# [gelöst]missing digest for '...'

## Christian99

Hallo,

ich hab die letzte zeit immer mal wieder beim emergen die nachricht bekommen das ein digest für ein oder zwei pakete fehlen. Hab mir nix weiter dabei gedacht, da es mich weiter nicht betroffen hat. aber heute wars gleich ne ganze reihe von paketen:

```

 * Missing digest for '/usr/portage/tree/official/sys-apps/portage/portage-2.2_rc63.ebuild'

 * Missing digest for '/usr/portage/tree/official/sys-kernel/gentoo-sources/gentoo-sources-2.6.32-r1.ebuild'

 * Missing digest for '/usr/portage/tree/official/sys-kernel/gentoo-sources/gentoo-sources-2.6.31-r8.ebuild' 

 * Missing digest for '/usr/portage/tree/official/net-libs/xulrunner/xulrunner-1.9.1.4.ebuild' 

 * Missing digest for '/usr/portage/tree/official/net-libs/xulrunner/xulrunner-1.9.1.5.ebuild'               

 * Missing digest for '/usr/portage/tree/official/net-libs/xulrunner/xulrunner-1.9.1.7.ebuild'               

 * Missing digest for '/usr/portage/tree/official/x11-misc/googleearth/googleearth-5.1.3533.1731.ebuild'

 * Missing digest for '/usr/portage/tree/official/x11-misc/googleearth/googleearth-5.1.3509.4636_beta.ebuild'      

 * Missing digest for '/usr/portage/tree/official/x11-libs/vte/vte-0.16.8.ebuild'

 * Missing digest for '/usr/portage/tree/official/x11-libs/vte/vte-0.22.3.ebuild'                                  

 * Missing digest for '/usr/portage/tree/official/x11-libs/vte/vte-0.22.4.ebuild'                                  

 * Missing digest for '/usr/portage/tree/official/www-client/firefox-bin/firefox-bin-3.5.7.ebuild'

```

da nun auch pakete dabei sind die ich installiert habe, lässt sich nun kein update machen (ja, ich weiß: ebuild xy digest etc kann ich machen). liegt das jetzt an mir, also mach ich beim syncen irgendwas falsch? oder ist da was im tree nicht ok?

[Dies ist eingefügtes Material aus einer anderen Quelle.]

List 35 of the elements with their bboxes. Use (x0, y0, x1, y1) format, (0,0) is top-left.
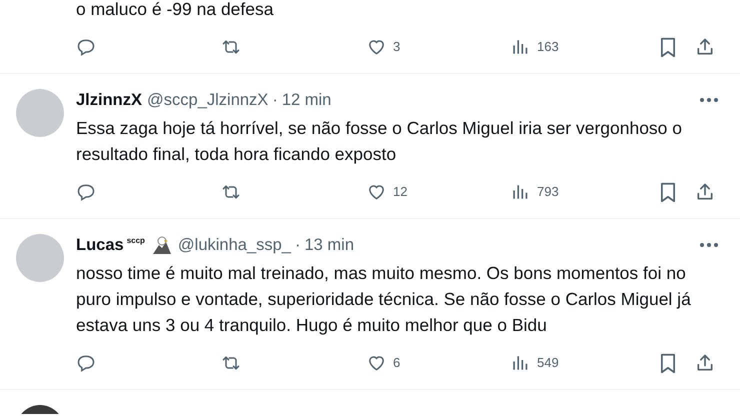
reply-icon[interactable] (76, 182, 96, 202)
bookmark-icon[interactable] (659, 352, 677, 374)
share-icon[interactable] (695, 37, 715, 57)
like-count: 12 (393, 183, 408, 202)
like-count: 6 (393, 354, 400, 372)
post-text: nosso time é muito mal treinado, mas muito mesmo. Os bons momentos foi no puro impulso e vontade, superioridade técnica. Se não fosse o Carlos Miguel já estava uns 3 ou 4 tranquilo. Hugo é muito melhor que o Bidu (76, 262, 692, 337)
bookmark-icon[interactable] (659, 36, 677, 58)
more-icon[interactable] (700, 243, 718, 247)
heart-icon[interactable] (366, 182, 387, 202)
like-count: 3 (393, 38, 400, 56)
bookmark-icon[interactable] (659, 182, 677, 202)
share-icon[interactable] (695, 353, 715, 373)
user-name[interactable]: JlzinnzX (76, 88, 142, 112)
share-icon[interactable] (695, 182, 715, 202)
post-text: o maluco é -99 na defesa (76, 0, 274, 21)
user-handle[interactable]: @lukinha_ssp_ (178, 232, 291, 258)
heart-icon[interactable] (366, 37, 387, 57)
reply-icon[interactable] (76, 353, 96, 373)
user-handle[interactable]: @sccp_JlzinnzX (147, 88, 268, 112)
post-text: Essa zaga hoje tá horrível, se não fosse o Carlos Miguel iria ser vergonhoso o resultado final, toda hora ficando exposto (76, 117, 684, 166)
bar-chart-icon[interactable] (511, 183, 529, 201)
view-count: 163 (537, 38, 559, 56)
heart-icon[interactable] (366, 353, 387, 373)
user-name[interactable]: Lucas (76, 232, 124, 258)
name-tag: sccp (126, 235, 145, 247)
bar-chart-icon[interactable] (511, 354, 529, 372)
view-count: 549 (537, 354, 559, 372)
view-count: 793 (537, 183, 559, 202)
separator-dot: · (295, 234, 300, 256)
separator-dot: · (272, 90, 278, 111)
post-time[interactable]: 12 min (282, 88, 332, 112)
more-icon[interactable] (700, 98, 718, 102)
bar-chart-icon[interactable] (511, 38, 529, 56)
post-time[interactable]: 13 min (304, 232, 354, 258)
reply-icon[interactable] (76, 37, 96, 57)
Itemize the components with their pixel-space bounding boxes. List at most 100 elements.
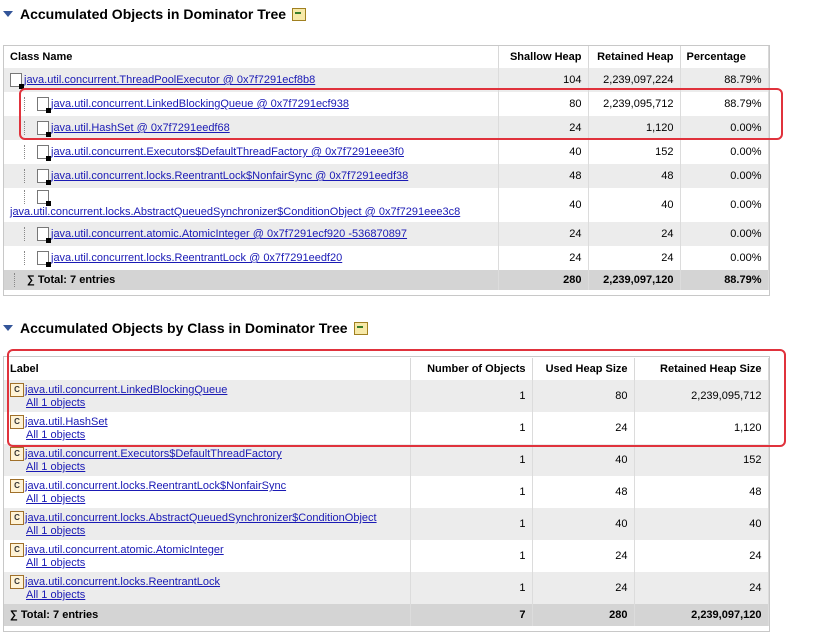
object-icon bbox=[10, 73, 24, 89]
retained-heap-value: 1,120 bbox=[634, 412, 769, 444]
object-link[interactable]: java.util.concurrent.locks.AbstractQueue… bbox=[10, 206, 460, 218]
all-objects-link[interactable]: All 1 objects bbox=[26, 589, 85, 601]
all-objects-link[interactable]: All 1 objects bbox=[26, 429, 85, 441]
tree-connector bbox=[24, 169, 35, 183]
col-shallow-heap[interactable]: Shallow Heap bbox=[498, 46, 589, 68]
tree-connector bbox=[24, 121, 35, 135]
table-row[interactable]: java.util.concurrent.locks.ReentrantLock… bbox=[4, 164, 769, 188]
retained-heap-value: 48 bbox=[588, 164, 681, 188]
collapse-triangle-icon[interactable] bbox=[3, 11, 13, 17]
used-heap-value: 24 bbox=[532, 540, 635, 572]
percentage-value: 0.00% bbox=[680, 116, 769, 140]
sigma-icon: ∑ bbox=[27, 273, 35, 286]
shallow-heap-value: 48 bbox=[498, 164, 589, 188]
total-label: Total: 7 entries bbox=[37, 273, 116, 286]
table-row[interactable]: java.util.concurrent.locks.AbstractQueue… bbox=[4, 188, 769, 222]
table-row[interactable]: Cjava.util.concurrent.LinkedBlockingQueu… bbox=[4, 380, 769, 412]
retained-heap-value: 48 bbox=[634, 476, 769, 508]
object-count: 1 bbox=[410, 572, 533, 604]
section2-title: Accumulated Objects by Class in Dominato… bbox=[20, 320, 348, 336]
class-link[interactable]: java.util.concurrent.LinkedBlockingQueue bbox=[25, 384, 227, 396]
object-icon bbox=[37, 190, 51, 207]
object-link[interactable]: java.util.concurrent.LinkedBlockingQueue… bbox=[51, 98, 349, 110]
object-link[interactable]: java.util.concurrent.atomic.AtomicIntege… bbox=[51, 228, 407, 240]
retained-heap-value: 2,239,097,224 bbox=[588, 68, 681, 92]
table-row[interactable]: java.util.concurrent.atomic.AtomicIntege… bbox=[4, 222, 769, 246]
percentage-value: 0.00% bbox=[680, 140, 769, 164]
retained-heap-value: 24 bbox=[634, 540, 769, 572]
shallow-heap-value: 24 bbox=[498, 246, 589, 270]
table-row[interactable]: Cjava.util.concurrent.locks.ReentrantLoc… bbox=[4, 476, 769, 508]
percentage-value: 88.79% bbox=[680, 68, 769, 92]
col-retained-heap-size[interactable]: Retained Heap Size bbox=[634, 358, 769, 380]
col-class-name[interactable]: Class Name bbox=[4, 46, 499, 68]
percentage-value: 0.00% bbox=[680, 222, 769, 246]
class-icon: C bbox=[10, 447, 24, 461]
collapse-triangle-icon[interactable] bbox=[3, 325, 13, 331]
class-icon: C bbox=[10, 415, 24, 429]
class-link[interactable]: java.util.HashSet bbox=[25, 416, 108, 428]
class-link[interactable]: java.util.concurrent.locks.ReentrantLock bbox=[25, 576, 220, 588]
table-row[interactable]: java.util.concurrent.locks.ReentrantLock… bbox=[4, 246, 769, 270]
object-count: 1 bbox=[410, 380, 533, 412]
retained-heap-value: 40 bbox=[634, 508, 769, 540]
used-heap-value: 80 bbox=[532, 380, 635, 412]
object-link[interactable]: java.util.concurrent.Executors$DefaultTh… bbox=[51, 146, 404, 158]
col-number-of-objects[interactable]: Number of Objects bbox=[410, 358, 533, 380]
section2-header[interactable]: Accumulated Objects by Class in Dominato… bbox=[0, 317, 368, 339]
table-row[interactable]: java.util.concurrent.Executors$DefaultTh… bbox=[4, 140, 769, 164]
table-row[interactable]: java.util.concurrent.LinkedBlockingQueue… bbox=[4, 92, 769, 116]
total-retained: 2,239,097,120 bbox=[634, 604, 769, 626]
col-retained-heap[interactable]: Retained Heap bbox=[588, 46, 681, 68]
copy-to-report-icon[interactable] bbox=[292, 7, 307, 21]
used-heap-value: 24 bbox=[532, 572, 635, 604]
retained-heap-value: 1,120 bbox=[588, 116, 681, 140]
section1-title: Accumulated Objects in Dominator Tree bbox=[20, 6, 287, 22]
used-heap-value: 24 bbox=[532, 412, 635, 444]
all-objects-link[interactable]: All 1 objects bbox=[26, 397, 85, 409]
table-row[interactable]: Cjava.util.HashSet All 1 objects 1 24 1,1… bbox=[4, 412, 769, 444]
dominator-tree-table: Class Name Shallow Heap Retained Heap Pe… bbox=[4, 46, 769, 290]
table-row[interactable]: Cjava.util.concurrent.Executors$DefaultT… bbox=[4, 444, 769, 476]
table-row[interactable]: java.util.concurrent.ThreadPoolExecutor … bbox=[4, 68, 769, 92]
retained-heap-value: 2,239,095,712 bbox=[634, 380, 769, 412]
shallow-heap-value: 104 bbox=[498, 68, 589, 92]
section1-header[interactable]: Accumulated Objects in Dominator Tree bbox=[0, 3, 307, 25]
shallow-heap-value: 24 bbox=[498, 116, 589, 140]
retained-heap-value: 24 bbox=[588, 222, 681, 246]
total-used: 280 bbox=[532, 604, 635, 626]
tree-connector bbox=[24, 227, 35, 241]
table-row[interactable]: java.util.HashSet @ 0x7f7291eedf68 24 1,… bbox=[4, 116, 769, 140]
all-objects-link[interactable]: All 1 objects bbox=[26, 525, 85, 537]
class-link[interactable]: java.util.concurrent.atomic.AtomicIntege… bbox=[25, 544, 224, 556]
table-row[interactable]: Cjava.util.concurrent.atomic.AtomicInteg… bbox=[4, 540, 769, 572]
object-link[interactable]: java.util.concurrent.ThreadPoolExecutor … bbox=[24, 74, 315, 86]
shallow-heap-value: 40 bbox=[498, 188, 589, 222]
class-link[interactable]: java.util.concurrent.locks.AbstractQueue… bbox=[25, 512, 377, 524]
used-heap-value: 48 bbox=[532, 476, 635, 508]
table-row[interactable]: Cjava.util.concurrent.locks.AbstractQueu… bbox=[4, 508, 769, 540]
col-percentage[interactable]: Percentage bbox=[680, 46, 769, 68]
copy-to-report-icon[interactable] bbox=[353, 321, 368, 335]
retained-heap-value: 24 bbox=[634, 572, 769, 604]
tree-connector bbox=[24, 190, 35, 205]
col-used-heap-size[interactable]: Used Heap Size bbox=[532, 358, 635, 380]
used-heap-value: 40 bbox=[532, 444, 635, 476]
all-objects-link[interactable]: All 1 objects bbox=[26, 461, 85, 473]
tree-connector bbox=[24, 145, 35, 159]
col-label[interactable]: Label bbox=[4, 358, 411, 380]
object-count: 1 bbox=[410, 540, 533, 572]
object-icon bbox=[37, 169, 51, 185]
used-heap-value: 40 bbox=[532, 508, 635, 540]
object-link[interactable]: java.util.HashSet @ 0x7f7291eedf68 bbox=[51, 122, 230, 134]
table-row[interactable]: Cjava.util.concurrent.locks.ReentrantLoc… bbox=[4, 572, 769, 604]
class-link[interactable]: java.util.concurrent.locks.ReentrantLock… bbox=[25, 480, 286, 492]
object-link[interactable]: java.util.concurrent.locks.ReentrantLock… bbox=[51, 170, 408, 182]
class-dominator-table: Label Number of Objects Used Heap Size R… bbox=[4, 358, 769, 626]
all-objects-link[interactable]: All 1 objects bbox=[26, 557, 85, 569]
all-objects-link[interactable]: All 1 objects bbox=[26, 493, 85, 505]
class-link[interactable]: java.util.concurrent.Executors$DefaultTh… bbox=[25, 448, 282, 460]
retained-heap-value: 2,239,095,712 bbox=[588, 92, 681, 116]
object-link[interactable]: java.util.concurrent.locks.ReentrantLock… bbox=[51, 252, 342, 264]
retained-heap-value: 24 bbox=[588, 246, 681, 270]
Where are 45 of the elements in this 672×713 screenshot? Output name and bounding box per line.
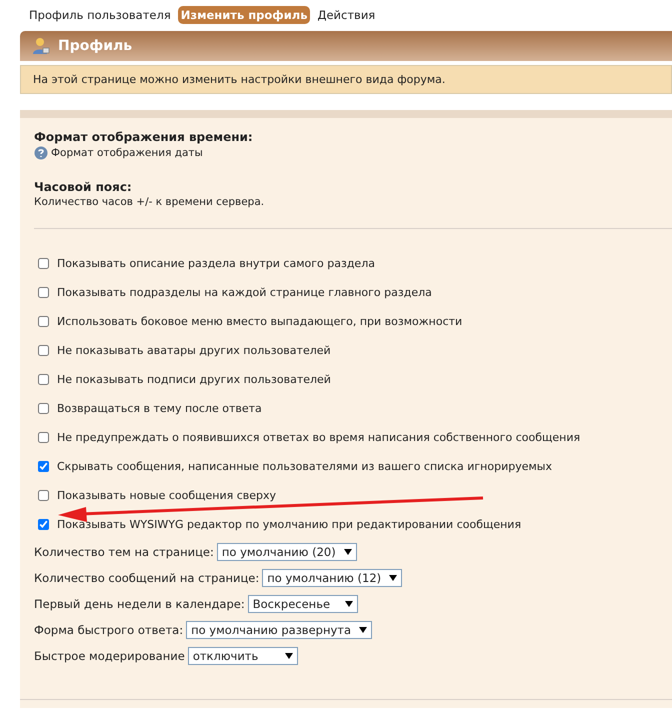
tab[interactable]: Действия — [314, 6, 378, 24]
dropdown[interactable]: Воскресенье — [248, 595, 358, 613]
user-icon — [32, 37, 50, 55]
option-label: Использовать боковое меню вместо выпадающего, при возможности — [57, 315, 462, 328]
checkbox[interactable] — [38, 490, 49, 501]
option-label: Не показывать подписи других пользователей — [57, 373, 331, 386]
checkbox[interactable] — [38, 345, 49, 356]
caret-icon — [344, 549, 352, 555]
caret-icon — [389, 575, 398, 581]
option-label: Возвращаться в тему после ответа — [57, 402, 262, 415]
field-label: Часовой пояс: — [34, 180, 133, 194]
option-label: Показывать подразделы на каждой странице главного раздела — [57, 286, 432, 299]
option-label: Показывать новые сообщения сверху — [57, 489, 276, 502]
option-label: Показывать описание раздела внутри самого раздела — [57, 257, 375, 270]
checkbox[interactable] — [38, 258, 49, 269]
checkbox[interactable] — [38, 316, 49, 327]
dropdown[interactable]: отключить — [188, 647, 298, 665]
tab[interactable]: Профиль пользователя — [26, 6, 174, 24]
checkbox[interactable] — [38, 287, 49, 298]
dropdown[interactable]: по умолчанию развернута — [186, 621, 372, 639]
checkbox[interactable] — [38, 374, 49, 385]
caret-icon — [284, 653, 293, 659]
select-label: Количество тем на странице: — [34, 545, 214, 559]
info-message: На этой странице можно изменить настройки внешнего вида форума. — [20, 65, 672, 94]
field-label: Формат отображения времени: — [34, 130, 254, 144]
dropdown[interactable]: по умолчанию (12) — [262, 569, 402, 587]
checkbox[interactable] — [38, 519, 49, 530]
select-label: Форма быстрого ответа: — [34, 623, 184, 637]
select-label: Количество сообщений на странице: — [34, 571, 260, 585]
option-label: Не предупреждать о появившихся ответах во время написания собственного сообщения — [57, 431, 580, 444]
option-label: Скрывать сообщения, написанные пользователями из вашего списка игнорируемых — [57, 460, 552, 473]
checkbox[interactable] — [38, 461, 49, 472]
checkbox[interactable] — [38, 432, 49, 443]
field-hint: Формат отображения даты — [51, 147, 203, 159]
panel-title: Профиль — [58, 38, 132, 54]
help-icon[interactable] — [34, 146, 48, 160]
select-label: Быстрое модерирование — [34, 649, 185, 663]
caret-icon — [359, 627, 368, 633]
option-label: Показывать WYSIWYG редактор по умолчанию при редактировании сообщения — [57, 518, 522, 531]
dropdown[interactable]: по умолчанию (20) — [216, 543, 357, 561]
option-label: Не показывать аватары других пользователей — [57, 344, 331, 357]
checkbox[interactable] — [38, 403, 49, 414]
select-label: Первый день недели в календаре: — [34, 597, 245, 611]
field-hint: Количество часов +/- к времени сервера. — [34, 196, 264, 208]
caret-icon — [344, 601, 353, 607]
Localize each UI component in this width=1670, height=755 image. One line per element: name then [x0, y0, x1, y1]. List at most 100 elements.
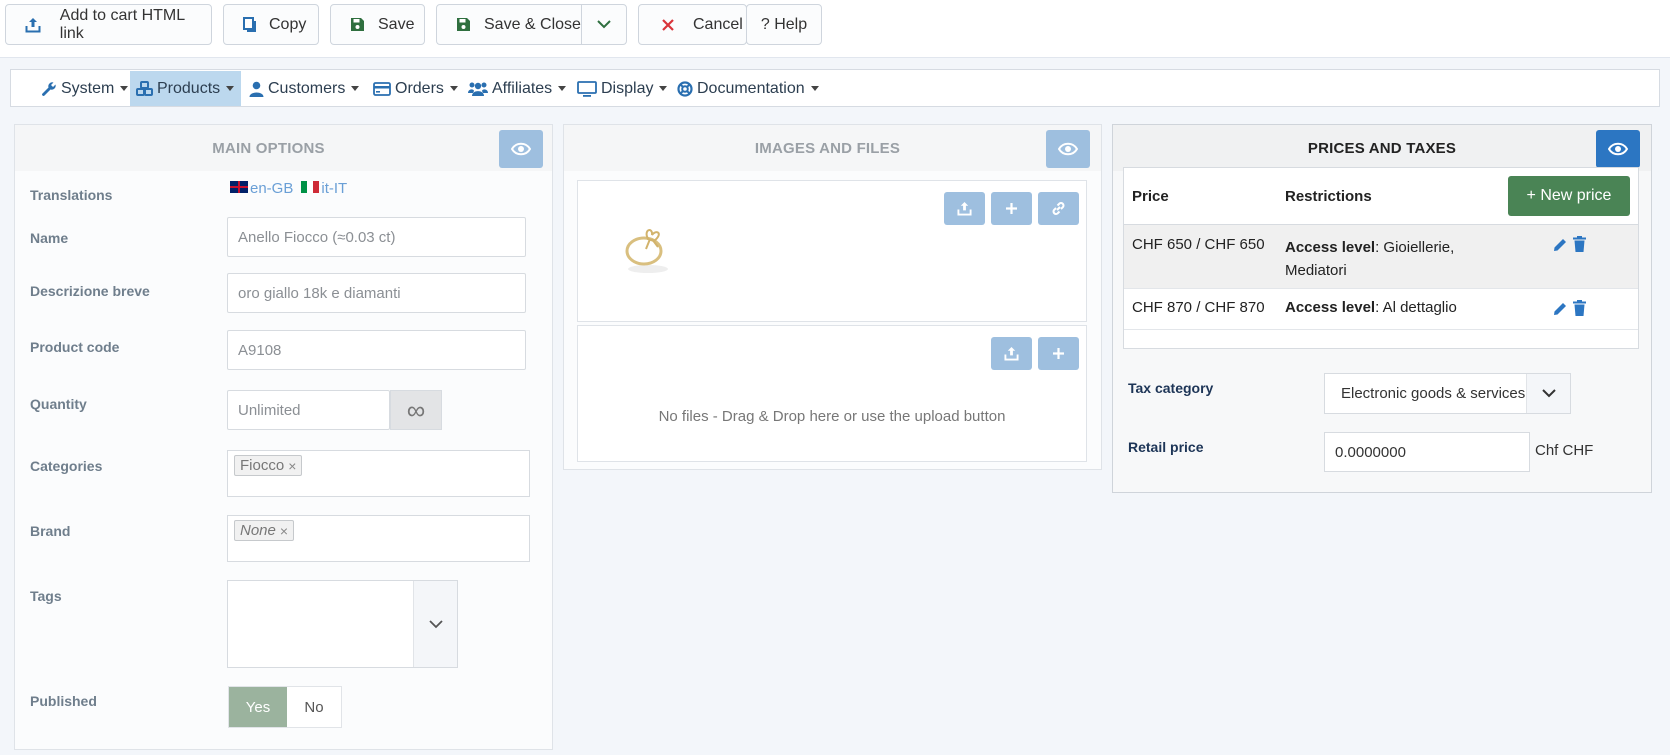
table-row: CHF 650 / CHF 650 Access level: Gioielle…: [1124, 225, 1638, 288]
plus-icon: [1006, 203, 1017, 214]
main-options-panel: MAIN OPTIONS Translations en-GB it-IT Na…: [14, 124, 553, 750]
toggle-visibility-button[interactable]: [1046, 130, 1090, 168]
flag-uk-icon: [230, 181, 248, 193]
copy-button[interactable]: Copy: [223, 4, 319, 45]
brand-chip-label: None: [240, 522, 276, 539]
trash-icon[interactable]: [1573, 236, 1586, 257]
trash-icon[interactable]: [1573, 300, 1586, 321]
tags-dropdown-toggle[interactable]: [413, 581, 457, 667]
new-price-label: + New price: [1526, 187, 1612, 204]
quantity-placeholder: Unlimited: [238, 401, 301, 419]
published-yes-button[interactable]: Yes: [229, 687, 287, 727]
plus-icon: [1053, 348, 1064, 359]
prices-table: Price Restrictions + New price CHF 650 /…: [1123, 167, 1639, 349]
published-no-label: No: [304, 698, 324, 716]
brand-label: Brand: [30, 523, 71, 539]
quantity-label: Quantity: [30, 396, 87, 412]
remove-icon[interactable]: ×: [280, 523, 288, 539]
save-button[interactable]: Save: [330, 4, 425, 45]
tax-category-select[interactable]: Electronic goods & services: [1324, 373, 1571, 414]
upload-icon: [1004, 346, 1019, 361]
menu-label-system: System: [61, 79, 115, 97]
menu-item-system[interactable]: System: [35, 71, 136, 106]
toggle-visibility-button[interactable]: [499, 130, 543, 168]
menu-item-orders[interactable]: Orders: [367, 71, 466, 106]
add-image-button[interactable]: [991, 192, 1032, 225]
menu-item-customers[interactable]: Customers: [243, 71, 367, 106]
cubes-icon: [136, 80, 153, 97]
close-icon: [659, 18, 677, 31]
categories-input[interactable]: Fiocco ×: [227, 450, 530, 497]
remove-icon[interactable]: ×: [288, 458, 296, 474]
restriction-value: : Al dettaglio: [1375, 299, 1457, 316]
caret-icon: [659, 86, 668, 91]
price-column-header: Price: [1132, 188, 1169, 205]
panel-title: IMAGES AND FILES: [754, 139, 901, 157]
floppy-icon: [348, 17, 366, 32]
menu-item-products[interactable]: Products: [130, 71, 241, 106]
retail-price-input[interactable]: 0.0000000: [1324, 432, 1530, 472]
files-dropzone[interactable]: No files - Drag & Drop here or use the u…: [577, 325, 1087, 462]
cancel-button[interactable]: Cancel: [638, 4, 747, 45]
link-image-button[interactable]: [1038, 192, 1079, 225]
translation-en-link[interactable]: en-GB: [250, 180, 293, 197]
toggle-visibility-button[interactable]: [1596, 130, 1640, 168]
eye-icon: [1058, 142, 1078, 156]
credit-card-icon: [373, 81, 391, 96]
tax-category-dropdown-toggle[interactable]: [1526, 374, 1570, 413]
quantity-input[interactable]: Unlimited: [227, 390, 390, 430]
upload-file-button[interactable]: [991, 337, 1032, 370]
short-description-input[interactable]: oro giallo 18k e diamanti: [227, 273, 526, 313]
add-file-button[interactable]: [1038, 337, 1079, 370]
short-description-label: Descrizione breve: [30, 283, 150, 299]
brand-input[interactable]: None ×: [227, 515, 530, 562]
menu-label-orders: Orders: [395, 79, 444, 97]
name-input[interactable]: Anello Fiocco (≈0.03 ct): [227, 217, 526, 257]
product-image-thumbnail[interactable]: [618, 221, 678, 291]
upload-image-button[interactable]: [944, 192, 985, 225]
menu-item-display[interactable]: Display: [571, 71, 675, 106]
brand-chip: None ×: [234, 520, 295, 541]
price-cell: CHF 650 / CHF 650: [1132, 236, 1265, 253]
published-no-button[interactable]: No: [287, 687, 341, 727]
menu-label-customers: Customers: [268, 79, 346, 97]
menu-label-products: Products: [157, 79, 221, 97]
unlimited-quantity-button[interactable]: ∞: [390, 390, 442, 430]
edit-icon[interactable]: [1553, 237, 1568, 257]
tags-input[interactable]: [227, 580, 458, 668]
upload-icon: [24, 17, 42, 33]
restriction-cell: Access level: Al dettaglio: [1285, 299, 1457, 316]
product-code-input[interactable]: A9108: [227, 330, 526, 370]
new-price-button[interactable]: + New price: [1508, 176, 1630, 216]
restriction-cell: Access level: Gioiellerie, Mediatori: [1285, 236, 1485, 282]
images-files-panel: IMAGES AND FILES No files - Drag & Drop …: [563, 124, 1102, 470]
users-icon: [468, 81, 488, 96]
wrench-icon: [41, 81, 57, 97]
add-to-cart-html-link-button[interactable]: Add to cart HTML link: [5, 4, 212, 45]
copy-label: Copy: [269, 15, 307, 33]
flag-it-icon: [301, 181, 320, 193]
panel-title: MAIN OPTIONS: [212, 139, 325, 157]
edit-icon[interactable]: [1553, 301, 1568, 321]
link-icon: [1052, 202, 1065, 215]
images-dropzone[interactable]: [577, 180, 1087, 322]
published-toggle: Yes No: [228, 686, 342, 728]
help-button[interactable]: ? Help: [746, 4, 822, 45]
menu-item-affiliates[interactable]: Affiliates: [462, 71, 574, 106]
user-icon: [249, 81, 264, 97]
caret-icon: [558, 86, 567, 91]
add-to-cart-label: Add to cart HTML link: [59, 6, 185, 42]
translation-it-link[interactable]: it-IT: [321, 180, 347, 197]
retail-price-value: 0.0000000: [1335, 443, 1406, 461]
tax-category-label: Tax category: [1128, 380, 1214, 396]
name-label: Name: [30, 230, 69, 246]
price-cell: CHF 870 / CHF 870: [1132, 299, 1265, 316]
category-chip: Fiocco ×: [234, 455, 303, 476]
translations-label: Translations: [30, 187, 113, 203]
menu-label-affiliates: Affiliates: [492, 79, 553, 97]
save-close-button[interactable]: Save & Close: [436, 4, 582, 45]
save-dropdown-toggle[interactable]: [581, 4, 627, 45]
infinity-icon: ∞: [406, 395, 426, 425]
product-code-value: A9108: [238, 341, 282, 359]
menu-item-documentation[interactable]: Documentation: [671, 71, 827, 106]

außerdem hab ich noch was anderes festgestellt:

googleearth-5.1.3533.1731-r1 hängt ab von >=app-emulation/emul-linux-x86-qtlibs-20091231-r1. ich hab aber nur app-emulation/emul-linux-x86-qtlibs-20091231 im tree. ich denke mal das soll nicht so sein, weil sonst waren abhängigkeiten immer irgendwie im tree, wenn auch gemaskt manchmal. kann das jemand bestätigen?

Schön Grüße

ChristianLast edited by Christian99 on Sun Feb 21, 2010 11:49 am; edited 1 time in total

----------

## Josef.95

Hi

im Nachbarforum gab es vor ein paar Wochen ein sehr ähnliches Problem (ich finde den Thread zZt leider nicht mehr), auch dort half kein erneuter sync, und auch kein manuelles digest

Gelöst werden konnte es letztendlich durch löschen von /usr/portage

Es wurde dann ein neuer portage-Snapshot runtergeladen, entpackt, und das Profil neu gesetzt, seitdem funkte es wieder.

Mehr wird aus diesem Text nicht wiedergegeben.